Lunares volta após seis anos com “Triptofano”, single de psicodelia instrumental

Música

Trio carioca lança faixa pela Algohits, acompanhada de visualizer, e prepara a chegada de seu primeiro EP com os selos Abraxas e Urutu Discos

Depois de seis anos com um projeto gravado e interrompido pela pandemia, o trio carioca Lunares está de volta. “Triptofano”, novo single instrumental da banda, já está disponível nas plataformas digitais em parceria com a Algohits e abre caminho para o primeiro EP do grupo.

Formado por Bauer França, Guilherme Vaz e Vicente Barroso, o Lunares combina riffs de guitarra, improvisação, psicodelia e peso em uma faixa que atravessa referências do hard psych, rock progressivo, stoner rock e fusion. Em vez de uma voz conduzindo a música, é a guitarra que assume a narrativa e leva a escuta por mudanças de dinâmica entre momentos contemplativos e explosões sonoras.

A faixa foi composta por Guilherme Vaz e leva o nome do aminoácido associado à produção de serotonina e à regulação do sono. Para a banda, “Triptofano” também representa uma pausa na rotina: uma experiência imersiva, marcada por camadas de guitarra e blocos rítmicos.

“‘Triptofano’ foi uma das primeiras músicas apresentadas pelo Lunares e, desde os primeiros ensaios no Coletivo Machina, era a que mais parecia definir a identidade da banda. Sempre nos sentimos bem tocando essa faixa, e o nome vem um pouco disso. Produzir esse tipo de som instrumental e pesado sempre foi instigante para nós”, conta Bauer França, baixista do trio.

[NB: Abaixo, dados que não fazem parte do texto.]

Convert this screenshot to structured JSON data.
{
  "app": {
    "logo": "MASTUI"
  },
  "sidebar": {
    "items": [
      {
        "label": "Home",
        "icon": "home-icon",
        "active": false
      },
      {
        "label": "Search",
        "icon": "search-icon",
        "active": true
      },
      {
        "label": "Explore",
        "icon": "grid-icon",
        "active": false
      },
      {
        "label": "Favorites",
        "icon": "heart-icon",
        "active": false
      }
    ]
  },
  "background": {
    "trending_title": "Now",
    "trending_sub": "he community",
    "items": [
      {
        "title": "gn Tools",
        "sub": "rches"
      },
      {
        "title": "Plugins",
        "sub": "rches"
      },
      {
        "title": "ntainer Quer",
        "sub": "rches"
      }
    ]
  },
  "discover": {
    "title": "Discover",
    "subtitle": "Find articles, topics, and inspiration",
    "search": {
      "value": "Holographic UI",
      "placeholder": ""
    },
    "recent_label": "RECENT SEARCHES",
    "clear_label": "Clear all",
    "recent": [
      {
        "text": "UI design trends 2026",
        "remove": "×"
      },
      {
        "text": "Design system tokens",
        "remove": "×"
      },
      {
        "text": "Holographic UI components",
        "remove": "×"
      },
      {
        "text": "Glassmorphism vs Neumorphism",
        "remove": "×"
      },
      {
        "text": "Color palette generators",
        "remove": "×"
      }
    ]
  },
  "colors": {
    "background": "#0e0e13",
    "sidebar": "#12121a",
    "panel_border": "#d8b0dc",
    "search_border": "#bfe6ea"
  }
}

Gravada no início de 2020, no Estúdio Terra, a música integra o EP homônimo, que terá quatro faixas. O trabalho foi produzido pela própria banda, com coprodução de Daniel Duarte e Francisco Patetucho. O percussionista Tom Andrade participa do repertório completo, enquanto Patetucho também assina a mixagem, masterização e os sintetizadores.

As bases foram registradas ao vivo, preservando a troca entre os integrantes e abrindo espaço para improvisos. Entre as referências que orbitam o projeto estão Earthless, Psilocibina e Quarto Astral.

O lançamento chega acompanhado de um visualizer com imagens de apresentações do Lunares em São Paulo, em 2024. O registro conecta o material gravado antes da pandemia ao reencontro do trio com os palcos.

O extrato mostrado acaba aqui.